Le programme financera la poursuite des infrastructures et technologies dans les usines Kioxia de Yokkaichi et Kitakami et les installations connexes. Les entreprises ne précisent ni dépenses annuelles, ni capacité de wafers, ni démarrage de production, ni répartition entre sites et technologies.

Les partenaires développent et fabriquent ensemble des wafers de mémoire flash depuis plus de 25 ans. Il s’agit d’élargir une alliance industrielle existante, non de créer une fusion ou de modifier la propriété des deux sociétés.

En janvier, Kioxia et Sandisk ont prolongé jusqu’en décembre 2034 le cadre de leur coentreprise à Yokkaichi. Cet horizon facilite la coordination d’équipements et de procédés dont la planification, l’installation et la qualification peuvent prendre plusieurs années.

Les groupes disent avoir déjà investi plus de 50 milliards de dollars, environ 9 000 milliards de yens, au Japon en 25 ans.
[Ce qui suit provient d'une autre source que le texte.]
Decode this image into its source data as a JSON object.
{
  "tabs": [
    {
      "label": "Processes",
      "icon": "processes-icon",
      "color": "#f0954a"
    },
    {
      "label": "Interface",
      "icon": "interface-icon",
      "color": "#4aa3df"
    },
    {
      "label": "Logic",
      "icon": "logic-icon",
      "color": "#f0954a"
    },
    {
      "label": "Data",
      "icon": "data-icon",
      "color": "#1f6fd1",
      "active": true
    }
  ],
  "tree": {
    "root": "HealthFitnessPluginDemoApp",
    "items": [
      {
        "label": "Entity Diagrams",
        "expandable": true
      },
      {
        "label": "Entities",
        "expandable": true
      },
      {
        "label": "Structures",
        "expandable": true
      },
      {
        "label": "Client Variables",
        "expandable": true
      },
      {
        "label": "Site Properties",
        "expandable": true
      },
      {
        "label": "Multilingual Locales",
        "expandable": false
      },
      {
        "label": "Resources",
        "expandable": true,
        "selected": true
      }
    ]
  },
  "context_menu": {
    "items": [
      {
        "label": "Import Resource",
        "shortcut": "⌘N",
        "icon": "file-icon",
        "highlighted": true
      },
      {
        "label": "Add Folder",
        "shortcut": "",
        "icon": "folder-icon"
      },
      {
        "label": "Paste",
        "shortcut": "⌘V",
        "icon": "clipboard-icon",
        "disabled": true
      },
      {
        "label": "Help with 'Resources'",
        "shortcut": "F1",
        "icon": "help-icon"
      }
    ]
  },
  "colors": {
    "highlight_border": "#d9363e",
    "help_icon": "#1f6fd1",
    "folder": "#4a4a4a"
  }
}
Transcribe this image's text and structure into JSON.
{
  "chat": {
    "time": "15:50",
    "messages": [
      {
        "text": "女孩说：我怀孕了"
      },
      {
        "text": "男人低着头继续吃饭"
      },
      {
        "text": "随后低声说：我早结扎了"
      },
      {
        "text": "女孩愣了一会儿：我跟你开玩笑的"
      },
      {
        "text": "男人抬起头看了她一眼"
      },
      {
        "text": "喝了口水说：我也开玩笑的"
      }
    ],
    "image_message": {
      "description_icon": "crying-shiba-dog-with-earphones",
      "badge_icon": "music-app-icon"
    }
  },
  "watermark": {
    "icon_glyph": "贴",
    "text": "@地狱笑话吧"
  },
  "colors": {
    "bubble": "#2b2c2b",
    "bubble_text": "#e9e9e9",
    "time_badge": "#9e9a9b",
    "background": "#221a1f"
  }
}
La nouvelle annonce couvre les dépenses attendues jusqu’en 2032, sans fournir de transition annuelle entre l’historique et le programme futur.

L’objectif déclaré est une croissance significative des bits sur plusieurs années et un approvisionnement stable en mémoire NAND 3D avancée. Les bits peuvent augmenter par le volume de wafers ou la densité par puce; ils ne correspondent donc pas directement à un nombre d’usines ou d’appareils.

L’intelligence artificielle accroît aussi le stockage nécessaire aux données, aux points de contrôle des modèles, aux contenus et aux centres de données. Les partenaires placent la NAND dans cette infrastructure, mais n’annoncent ni contrat client, ni prévision de revenus, ni volume garanti.

Le plan rejoint la politique japonaise de soutien aux semi-conducteurs stratégiques et se présente comme coopération industrielle nippo-américaine. Son ampleur et son calendrier dépendront encore des aides, de la demande, des travaux, des équipements et du cycle des mémoires; l’annonce ne garantit pas toute la dépense.